経済法の効率的な学習法について
1 経済法を選択した理由
私の通っていた法科大学院では、例年経済法選択者が多く、先輩から情報やアドバイスを得たり、同期の受験生たちと議論することが容易だったからです。司法試験には少なからず情報戦の側面もあると思います。また、議論できる受験生が身近にいないと、疑問点を解決できず、誤った学習を続けてしまうおそれもあります。選択科目を何にするか悩んでいる方は、情報の得易さや議論できる受験生が身近にいるか、ということもひとつの考慮要素にするとよいと思います。
2 経済法選択のメリットとデメリット
経済法は、よく「選択科目の中ではコスパがよい」と表現されます。たしかに、覚えるべき定義や論証は比較的少なく、また、複数の論点において論証が共通することも多いように思います。この点は経済法を選択するメリットであると思います。

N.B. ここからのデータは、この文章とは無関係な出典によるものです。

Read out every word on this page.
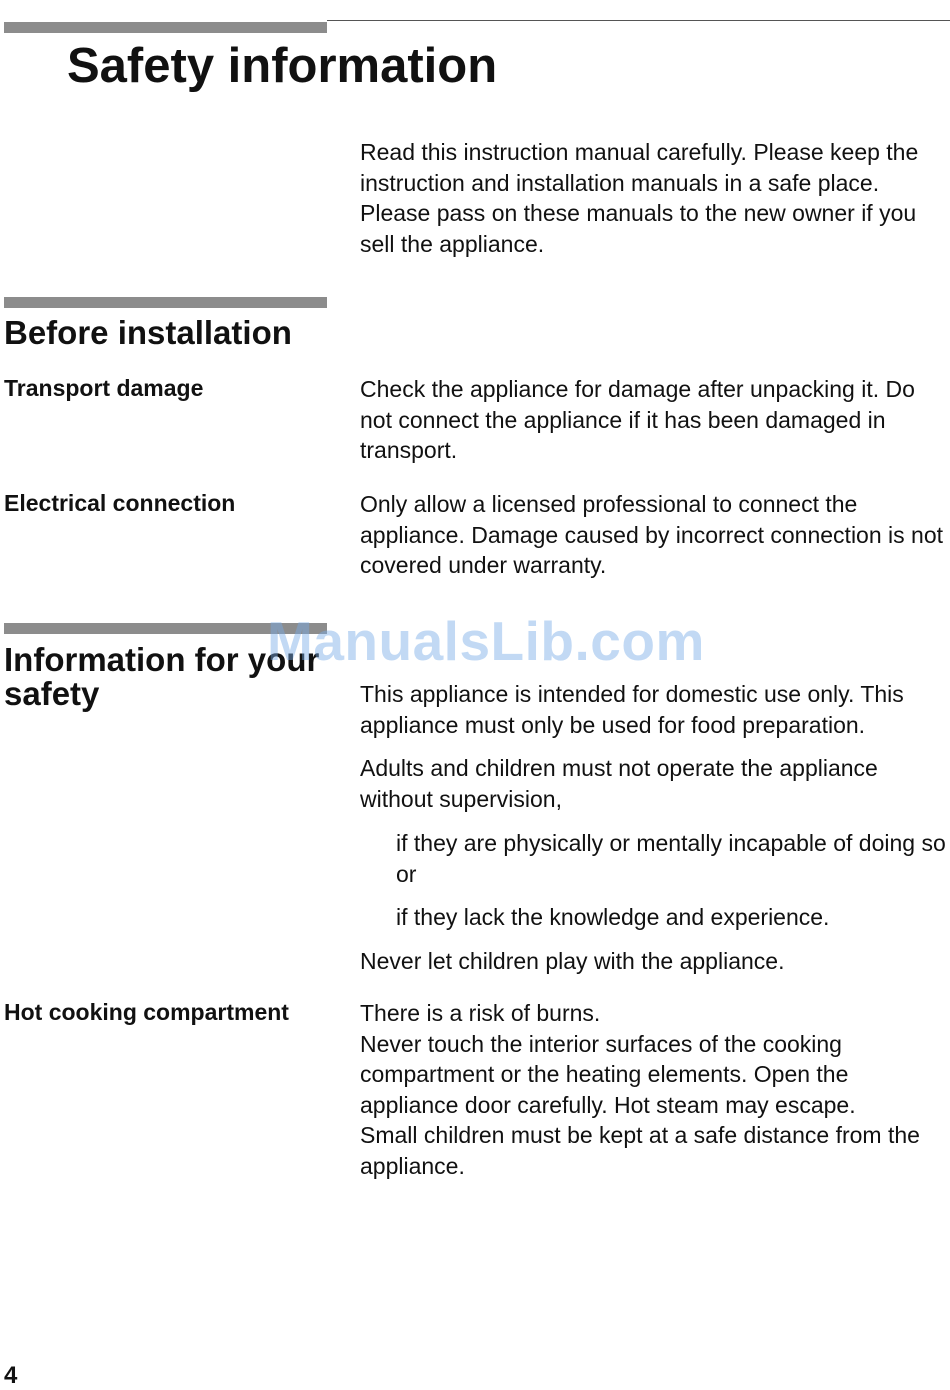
Safety information

Read this instruction manual carefully. Please keep the instruction and installation manuals in a safe place. Please pass on these manuals to the new owner if you sell the appliance.

Before installation
Transport damage	Check the appliance for damage after unpacking it. Do not connect the appliance if it has been damaged in transport.

Electrical connection	Only allow a licensed professional to connect the appliance. Damage caused by incorrect connection is not covered under warranty.

Information for your safety	This appliance is intended for domestic use only. This appliance must only be used for food preparation.

Adults and children must not operate the appliance without supervision,

if they are physically or mentally incapable of doing so or

if they lack the knowledge and experience.

Never let children play with the appliance.

Hot cooking compartment	There is a risk of burns.

Never touch the interior surfaces of the cooking compartment or the heating elements. Open the appliance door carefully. Hot steam may escape.

Small children must be kept at a safe distance from the appliance.

ManualsLib.com
4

しかし、経済法の勝負は定義や論証では決まりません。すなわち、競争制限のプロセスを正確に理解し、自分の言葉で表現できるか否かが評価の分かれ目となります。そして、競争制限のプロセスを理解するには、ある程度の時間と学習量を要します。また、競争制限のプロセスを理解していたとしても、それを最大限採点者に伝える表現力がなければ、得点に繋がりません。この表現力を養うにも、ある程度の時間と学習量を要します。これらの点が経済法を選択するデメリット(注意点と言った方がよいかもしれません)であると思います。
3 法科大学院での選択科目学習状況
私の通っていた法科大学院では3年次に授業が始まり、授業の予習復習や期末試験対策を中心に学習を進めていきます(ただし、現在は在学中受験との兼ね合いで、2年次から授業があるようです)。そして、一通り基礎的な知識を学習した後に、司法試験の過去問検討を進めていきます。過去問検討の中では、出題趣旨や採点実感の他に、法科大学院の先輩方が残された再現答案や、辰已法律研究所の出版している『論文合格答案再現集』の中の再現答案を参照しながら、経済法答案の型や流れを学んでいきました。
4 受験対策として私がやって成功した選択科目攻略法
まず、近年の出題趣旨や採点実感においては、使うべき定義や論証を示してくれている場合があります。こうした定義や論証は、いわば採点委員のお墨付き、ということですから、必ず従うようにしましょう。私も必ず従うようにしていました。
また、選択科目対策は時間との勝負です。そのなかで、3で述べたとおり、再現答案を用いた学習は非常に効果的でした。
まず、過去問検討の初期においては、答案の型や流れを学ぶことができます。特に直近数年においては、受験生の間で経済法答案の型が確立されているように思います。そして、型に沿った答案も一定の評価を得ている以上、敢えてこれに従わない必要はないと思います。私も、再現答案に触れていく中で事案類型ごとに処理手順を固め、その手順に従った処理をできるように心がけていました。
また、ある程度答案の型が固まってきてからは、再現答案からあてはめの展開や事実評価の表現を学んでいきました。2で述べたとおり、経済法においては競争制限のプロセスを自分の言葉で表現することが求められます。そのなかで、再現答案(特に優秀答案)には、秀逸なあてはめの展開や表現が豊富に用いられています。私はこうしたテクニックを論点別にストックしていき、起案の中で使いこなせるようにしていました。
5 受験対策として私が使用した本
基本書としては『独占禁止法[第6版]』(弘文堂)を使用していました。ただし、通読するというわけではなく、辞書のように使用していました。内容としてはかなり詳しいものと思いますが、正確な学習をしていくには、依拠できる基本書が1冊あるとよいと思います。
判例集として、『経済法判例・審決百選〔第2版〕』(有斐閣)を使用していました。重要判例(特に出題趣旨や採点実感において適示されてる判例)については、複数回読み込みました。
また、辰已法律研究所の『論文対策1冊だけで経済法[改訂版]』も使用していました。これは、定義集、論証集の他に、令和3年までの司法試験の全過去問について、簡単な論点整理、出題趣旨、採点実感、再現答案をまとめた書籍です。これまで述べてきたとおり、経済法の学習においては、出題趣旨、採点実感、再現答案の分析が重要になってきますが、これらが1冊にまとめられていることにより、一元化教材として直前期の復習や試験会場への携行に最適です。
6 受験対策として辰已講座の利用方法とその成果
上記のとおり、法科大学院において学習環境が整っていたため、特に予備校の講座を受講することはありませんでした。
辰已法律研究所の司法試験全国模試は経済法で受験しました。未知の問題を制限時間内に解き、相対評価を得るということは、貴重な経験でした。経済法に限らず、直前期に司法試験と同じ日程で模試を受けることは必須であると思います。